Just a few months later that young man in a red shirt, Patrick Mahomes, became starting quarterback, and the rest is NFL history — three Super Bowl wins in five years.

The book he read to the children that day?

“Oh, the Places You’ll Go!” by Dr. Seuss.

Mahomes helped launch a tradition at the museum.

In 2018, “the people who were here decided an Easter egg roll would be cool, different from just a normal Easter egg hunt. And because we’re a presidential library it has that tie to the White House,” said Azalea Michel-Whitley, the public programs officer.

Hundreds of kids and their families showed up for Harry’s Hop ‘n Hunt in 2018 and 2019.

Then, in 2020, COVID shut down the fun.

But the egg roll returns Saturday, an event so big it has three sponsors: the Truman Library Institute, the city of Independence and the Independence Square Association.

No egg rolls while people starved

President Rutherford B. Hayes presided over the first White House Easter Egg Roll in 1878, according to the White House History website.

Since then, every Easter Monday children gather on the South Lawn to shove wooden eggs on the ground with wooden spoons. Since 1878 only bad weather, war, renovation projects — and the COVID pandemic — have canceled it.

Truman, who became president on April 12, 1945, canceled the egg rolls from 1946 to 1948 as the world dealt with a postwar food shortage.

Plastic Easter eggs weren’t patented until 1978. So consider the horrible optics if children had rolled farm fresh eggs around on the White House lawn while people starved.

Then, renovations at the White House from 1949 to 1952 turned the South Lawn into a construction zone “and the Easter Egg Roll remained suspended,” the history website says.

Harry and Bess Truman never hosted a White House Easter Egg Roll.

Mahomes is ‘obviously welcome’

The eggs that kids roll on the White House lawn and will be rolled at the Truman library are wooden, not plastic and definitely not fresh, hardboiled or softboiled.

Ronald and Nancy Reagan ushered in the era of wooden eggs.

At the White House event in 1981 they gave away wooden eggs autographed by famous people. Today, the young participants in D.C. take home wooden eggs as keepsakes. The public can buy the commemorative eggs online at whitehousehistory.org.

In Independence, the kiddos will push wooden eggs with wooden spoons down the gentle slope of the library’s south lawn, “just like at the White House,” said Michel-Whitley, but they don’t keep the eggs.

And, she joked, “we’re making them walk it back up the hill.” But they can roll it downhill as many times as they want.

Kids can also sign up for the Easter egg hunts; the little kids hunt in their own group separate from the big kids. (Bring your own basket.)

To maintain the decorum befitting a presidential library, the eggs are unfilled so the kids (hopefully) don’t, uh, do battle over them.

Instead, each child will take home a goodie bag.

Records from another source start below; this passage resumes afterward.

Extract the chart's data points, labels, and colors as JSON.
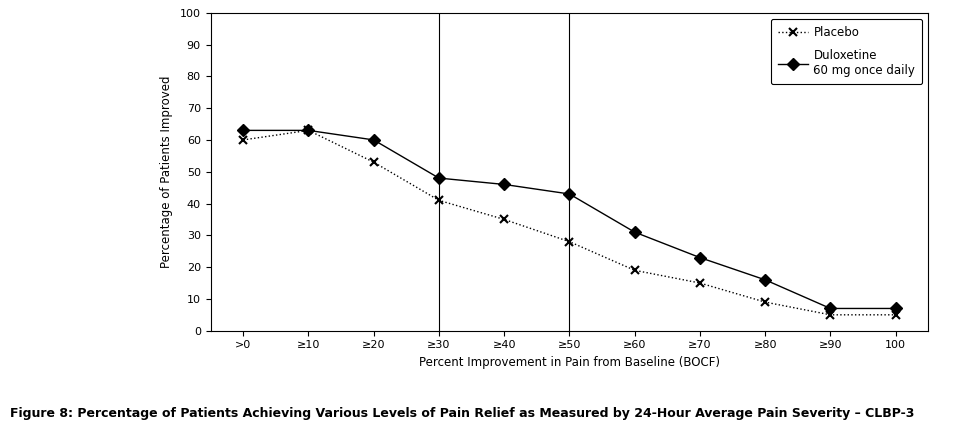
{
  "x_labels": [
    ">0",
    "≥10",
    "≥20",
    "≥30",
    "≥40",
    "≥50",
    "≥60",
    "≥70",
    "≥80",
    "≥90",
    "100"
  ],
  "x_positions": [
    0,
    1,
    2,
    3,
    4,
    5,
    6,
    7,
    8,
    9,
    10
  ],
  "placebo_y": [
    60,
    63,
    53,
    41,
    35,
    28,
    19,
    15,
    9,
    5,
    5
  ],
  "duloxetine_y": [
    63,
    63,
    60,
    48,
    46,
    43,
    31,
    23,
    16,
    7,
    7
  ],
  "ylabel": "Percentage of Patients Improved",
  "xlabel": "Percent Improvement in Pain from Baseline (BOCF)",
  "ylim": [
    0,
    100
  ],
  "yticks": [
    0,
    10,
    20,
    30,
    40,
    50,
    60,
    70,
    80,
    90,
    100
  ],
  "vlines": [
    3,
    5
  ],
  "legend_placebo": "Placebo",
  "legend_duloxetine": "Duloxetine\n60 mg once daily",
  "figure_caption": "Figure 8: Percentage of Patients Achieving Various Levels of Pain Relief as Measured by 24-Hour Average Pain Severity – CLBP-3",
  "line_color": "black",
  "background_color": "white",
  "caption_fontsize": 9,
  "caption_fontweight": "bold"
}
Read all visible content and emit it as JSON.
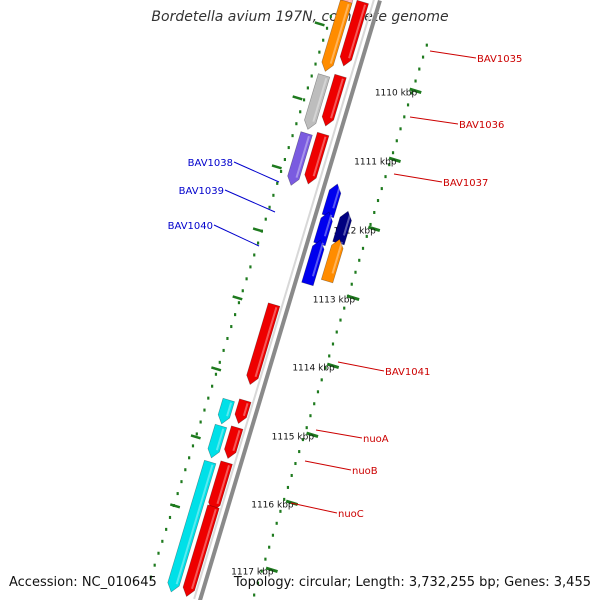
{
  "title": "Bordetella avium 197N, complete genome",
  "footer": {
    "accession": "Accession: NC_010645",
    "summary": "Topology: circular; Length: 3,732,255 bp; Genes: 3,455"
  },
  "colors": {
    "backbone": "#8a8a8a",
    "tick": "#1e7a1e",
    "kbp_label": "#111111",
    "forward_label": "#cc0000",
    "reverse_label": "#0000cc",
    "cds": "#ee0000",
    "gene_forward_a": "#ff8c00",
    "gene_forward_b": "#bdbdbd",
    "gene_forward_c": "#7a5be0",
    "gene_forward_d": "#00e0e8",
    "gene_reverse_a": "#0000ee",
    "gene_reverse_b": "#000080",
    "gene_reverse_c": "#ff8c00"
  },
  "kbp_labels": [
    "1110 kbp",
    "1111 kbp",
    "1112 kbp",
    "1113 kbp",
    "1114 kbp",
    "1115 kbp",
    "1116 kbp",
    "1117 kbp"
  ],
  "gene_labels": [
    {
      "text": "BAV1035",
      "strand": "forward"
    },
    {
      "text": "BAV1036",
      "strand": "forward"
    },
    {
      "text": "BAV1037",
      "strand": "forward"
    },
    {
      "text": "BAV1038",
      "strand": "reverse"
    },
    {
      "text": "BAV1039",
      "strand": "reverse"
    },
    {
      "text": "BAV1040",
      "strand": "reverse"
    },
    {
      "text": "BAV1041",
      "strand": "forward"
    },
    {
      "text": "nuoA",
      "strand": "forward"
    },
    {
      "text": "nuoB",
      "strand": "forward"
    },
    {
      "text": "nuoC",
      "strand": "forward"
    }
  ]
}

Photos taken every year at the White House show scores of girls dressed in Easter dresses and boys in church clothes.

The Independence event has no dress code, but Michel-Whitley suggested kids wear “their Easter best” because of all the good Instagram moments. Hint: The Easter Bunny makes a grand entrance at 10:15 a.m. and will be there all morning.

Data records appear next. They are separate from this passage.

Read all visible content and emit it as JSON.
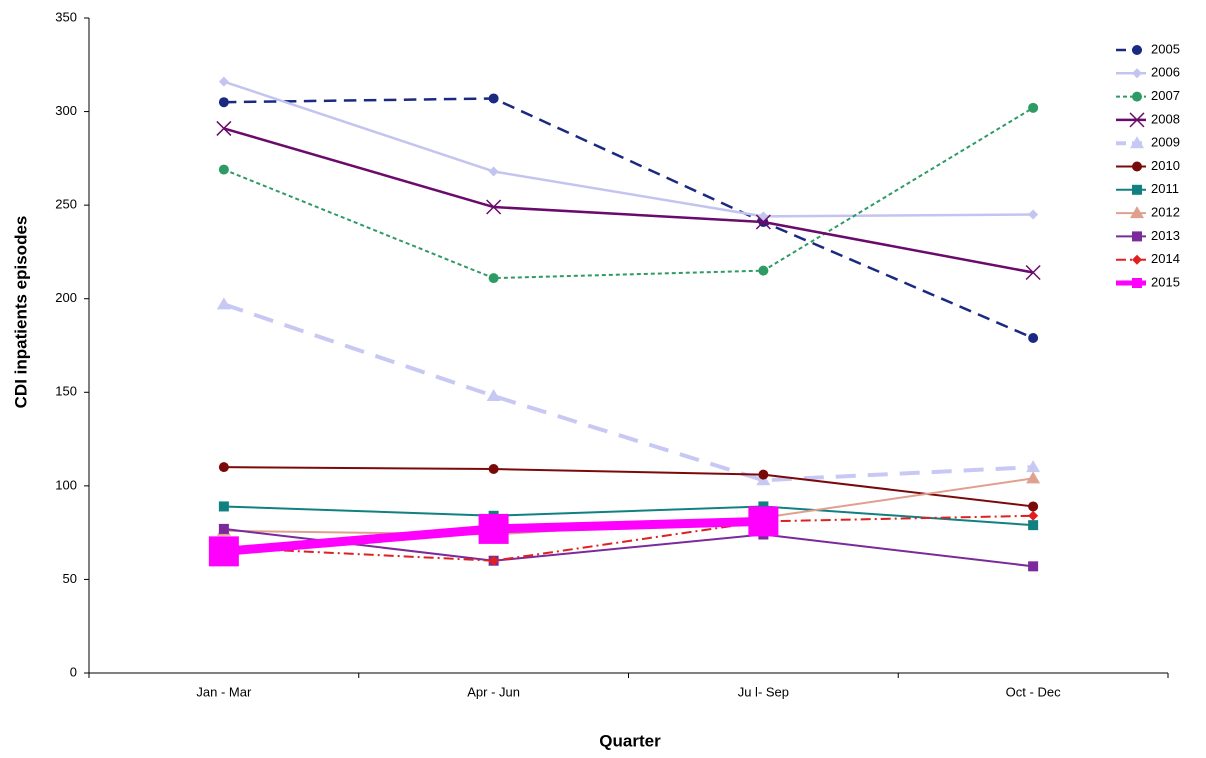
{
  "chart_data": {
    "type": "line",
    "x_label": "Quarter",
    "y_label": "CDI inpatients episodes",
    "categories": [
      "Jan - Mar",
      "Apr - Jun",
      "Ju l- Sep",
      "Oct - Dec"
    ],
    "ylim": [
      0,
      350
    ],
    "yticks": [
      0,
      50,
      100,
      150,
      200,
      250,
      300,
      350
    ],
    "grid": false,
    "legend": "upper right",
    "series": [
      {
        "name": "2005",
        "color": "#1a2a80",
        "line_style": "dashed",
        "line_width": 2.5,
        "marker": "circle",
        "values": [
          305,
          307,
          241,
          179
        ]
      },
      {
        "name": "2006",
        "color": "#c4c4f0",
        "line_style": "solid",
        "line_width": 2.5,
        "marker": "diamond",
        "values": [
          316,
          268,
          244,
          245
        ]
      },
      {
        "name": "2007",
        "color": "#2e9a64",
        "line_style": "dotted",
        "line_width": 2,
        "marker": "circle",
        "values": [
          269,
          211,
          215,
          302
        ]
      },
      {
        "name": "2008",
        "color": "#6a0a6a",
        "line_style": "solid",
        "line_width": 2.5,
        "marker": "x",
        "values": [
          291,
          249,
          241,
          214
        ]
      },
      {
        "name": "2009",
        "color": "#c8c8f4",
        "line_style": "dashed",
        "line_width": 4,
        "marker": "triangle",
        "values": [
          197,
          148,
          103,
          110
        ]
      },
      {
        "name": "2010",
        "color": "#7a0a0a",
        "line_style": "solid",
        "line_width": 2,
        "marker": "circle",
        "values": [
          110,
          109,
          106,
          89
        ]
      },
      {
        "name": "2011",
        "color": "#108080",
        "line_style": "solid",
        "line_width": 2,
        "marker": "square",
        "values": [
          89,
          84,
          89,
          79
        ]
      },
      {
        "name": "2012",
        "color": "#e0a090",
        "line_style": "solid",
        "line_width": 2,
        "marker": "triangle",
        "values": [
          76,
          74,
          83,
          104
        ]
      },
      {
        "name": "2013",
        "color": "#7a2a9a",
        "line_style": "solid",
        "line_width": 2,
        "marker": "square",
        "values": [
          77,
          60,
          74,
          57
        ]
      },
      {
        "name": "2014",
        "color": "#e02020",
        "line_style": "dashdot",
        "line_width": 2,
        "marker": "diamond",
        "values": [
          67,
          60,
          81,
          84
        ]
      },
      {
        "name": "2015",
        "color": "#ff00ff",
        "line_style": "solid",
        "line_width": 9,
        "marker": "bigsquare",
        "values": [
          65,
          77,
          81,
          null
        ]
      }
    ]
  }
}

Mahomes is not a scheduled guest, but it goes without saying that the young man who found exciting places to go has a standing invitation. With his kids, this time.

“He’s obviously welcome,” said Michel-Whitley. “If he wants to come he can come. He can bring little Sterling and Bronze.”

Harry’s Hop ‘N Hunt

The Easter egg roll, egg hunt and other activities are from 10 a.m. to noon Saturday, March 30, at the Harry S. Truman Presidential Library & Museum south lawn, 500 W. U.S. Highway 24, Independence. Admission is free. Celebrity readers include Independence Mayor Rory Rowland, movie critic Lonita Cook, K.C. Wolf and Harry S. Truman re-enactor John Pritchard. Register at eventbrite.com.